Cindy opted for the Porchetta–savoury, fatty pork with salsa verde. Within minutes, her skepticism about Meat & Bread vanished. The bread had subtle hints of sourdough flavour, but wasn’t overbearing. She felt that the bread was soft and chewy, and complemented the meat well. And the pork–it was crispy, tender, and flavourful, and a little reminiscent of Chinese barbecue pork, but not in a bad way. The salsa verde just improved an already delicious sandwich, adding hits of garlic and herbs. I don’t normally gush about much of anything (well, except my tendency to act like a little girl whenever I see Andrew Garfield), but this was one amazing sandwich.
I debated for a while but ultimately decided on the Lamb Shoulder, which was the daily special. I’m a sucker for any kind of special–I always feel like that if something is the daily special, then that day is the only time I can get it (even though clearly this is not the case). Plus, I love lamb–if I see it on a menu, I will usually order it (same goes for duck). In any case, the lamb here was a great choice–it was tender, juicy and meaty. Although gamy (which is expected from lamb), the meat was also fatty and rich. Still, I didn’t tire of the richness as I usually do. The crunch from the greens kept the sandwich from being monotonous and mushy, and the bread was similarly subtle but delicious. I’m not a huge fan of sandwiches but this one was a winner.
Two items is not nearly enough to comprise an entire blog entry. So, bless her heart, Cindy ordered the Quinoa Salad as well. This was my first time having quinoa (and my first time saying the word itself correctly as well). I tend to shy away from anything healthy, but the quinoa was light, fresh, and not too mushy. The flavours and consistency were both well brought out by the preparation. The strongest flavour present was that of apples–light, crisp, sweet and refreshing.I thought this was a perfect complement to the sandwiches we’d had, which didn’t feel healthy (but were delicious all the same)–in comparison to our rich, heavy sandwiches, the quinoa was deliciously light and refreshing.

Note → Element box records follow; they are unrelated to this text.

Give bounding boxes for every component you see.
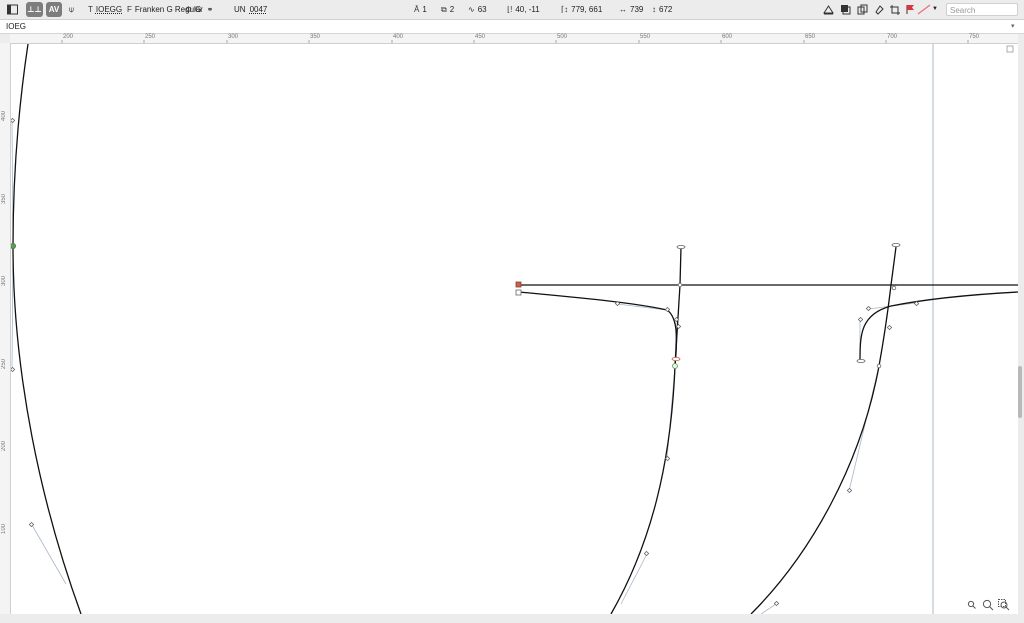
- ruler-label: 400: [1, 111, 7, 122]
- status-strip: [0, 614, 1024, 623]
- ruler-label: 500: [557, 34, 568, 40]
- glyph-outline[interactable]: [11, 44, 1018, 614]
- zoom-in-icon[interactable]: [982, 599, 994, 611]
- kerning-mode-button[interactable]: AV: [46, 2, 62, 17]
- ruler-label: 300: [228, 34, 239, 40]
- text-entry-bar[interactable]: IOEG ▾: [0, 20, 1024, 34]
- bezier-handles: [11, 120, 917, 614]
- glyph-contour[interactable]: [12, 44, 1018, 614]
- vertical-scrollbar[interactable]: [1018, 366, 1022, 418]
- ruler-label: 350: [310, 34, 321, 40]
- width-icon: ↔: [619, 5, 627, 14]
- ruler-label: 700: [887, 34, 898, 40]
- ruler-vertical: 400 350 300 250 200 100: [0, 43, 11, 615]
- color-line-icon[interactable]: [917, 4, 931, 15]
- ruler-label: 100: [1, 524, 7, 535]
- layers-panel-icon[interactable]: [840, 4, 851, 15]
- ruler-label: 400: [393, 34, 404, 40]
- chevron-down-icon[interactable]: ▼: [932, 3, 938, 16]
- contours-readout: ⧉ 2: [441, 5, 455, 14]
- width-readout: ↔ 739: [619, 5, 644, 14]
- ruler-horizontal: 200 250 300 350 400 450 500 550 600 650 …: [10, 34, 1018, 44]
- bbox-icon: ⌈↕: [561, 5, 569, 14]
- text-entry-dropdown-icon[interactable]: ▾: [1011, 21, 1015, 32]
- ruler-ticks: [61, 40, 969, 43]
- layers-readout: Ā1: [414, 5, 427, 14]
- text-entry-value: IOEG: [6, 22, 27, 31]
- glyph-link-icon[interactable]: ⚭: [207, 3, 214, 16]
- ruler-label: 200: [1, 441, 7, 452]
- sidebearings-readout: ⌊! 40, -11: [507, 5, 540, 14]
- glyph-canvas[interactable]: [11, 44, 1018, 614]
- unicode-field[interactable]: UN 0047: [234, 3, 267, 16]
- ruler-label: 550: [640, 34, 651, 40]
- height-icon: ↕: [652, 5, 656, 14]
- nodes-icon: ∿: [468, 5, 475, 14]
- contours-icon: ⧉: [441, 5, 447, 14]
- ruler-label: 250: [1, 359, 7, 370]
- text-field[interactable]: T IOEGG: [88, 3, 122, 16]
- glyph-icon: ⚙: [185, 5, 193, 14]
- crop-icon[interactable]: [890, 4, 901, 15]
- paint-icon[interactable]: [874, 4, 885, 15]
- sidebar-toggle-icon[interactable]: [7, 4, 18, 15]
- zoom-fit-icon[interactable]: [998, 599, 1010, 611]
- flag-icon[interactable]: [905, 4, 916, 15]
- main-toolbar: ⊥⊥ AV ⍦ T IOEGG F Franken G Regular ⚙ G ⚭ U…: [0, 0, 1024, 20]
- metrics-mode-icon[interactable]: ⊥⊥: [26, 2, 43, 17]
- glyph-nodes[interactable]: [11, 117, 920, 607]
- ruler-label: 750: [969, 34, 980, 40]
- canvas-corner-marker[interactable]: [1006, 45, 1014, 53]
- ruler-label: 600: [722, 34, 733, 40]
- sidebearing-icon: ⌊!: [507, 5, 513, 14]
- ruler-label: 350: [1, 194, 7, 205]
- ruler-label: 650: [805, 34, 816, 40]
- search-input[interactable]: Search: [946, 3, 1018, 16]
- height-readout: ↕ 672: [652, 5, 673, 14]
- ruler-label: 300: [1, 276, 7, 287]
- preview-icon[interactable]: [823, 4, 834, 15]
- ruler-label: 250: [145, 34, 156, 40]
- anchor-icon[interactable]: ⍦: [69, 3, 74, 16]
- zoom-out-icon[interactable]: [967, 600, 977, 610]
- glyph-selector[interactable]: ⚙ G ⚭: [185, 3, 216, 16]
- font-icon: F: [127, 5, 132, 14]
- ruler-label: 200: [63, 34, 74, 40]
- nodes-readout: ∿ 63: [468, 5, 487, 14]
- text-icon: T: [88, 5, 93, 14]
- layers-icon: Ā: [414, 5, 420, 14]
- copy-icon[interactable]: [857, 4, 868, 15]
- bbox-origin-readout: ⌈↕ 779, 661: [561, 5, 603, 14]
- unicode-label: UN: [234, 5, 246, 14]
- ruler-label: 450: [475, 34, 486, 40]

So thank you to Meat and Bread for reversing my thoughts on sandwiches. I’ve always had an aversion to sandwiches (so much so that when I brought one for lunch one day, Pickles immediately declared me to be an impostor)–I avoid Subway and Quizno’s like the plague. But Meat and Bread. Any good restaurant is one that only has a few menu items–after all, doesn’t this mean that they focus on being exceptional at a few things rather than having a broad but weak range? Although Meat and Bread isn’t for everyone, I was definitely won over.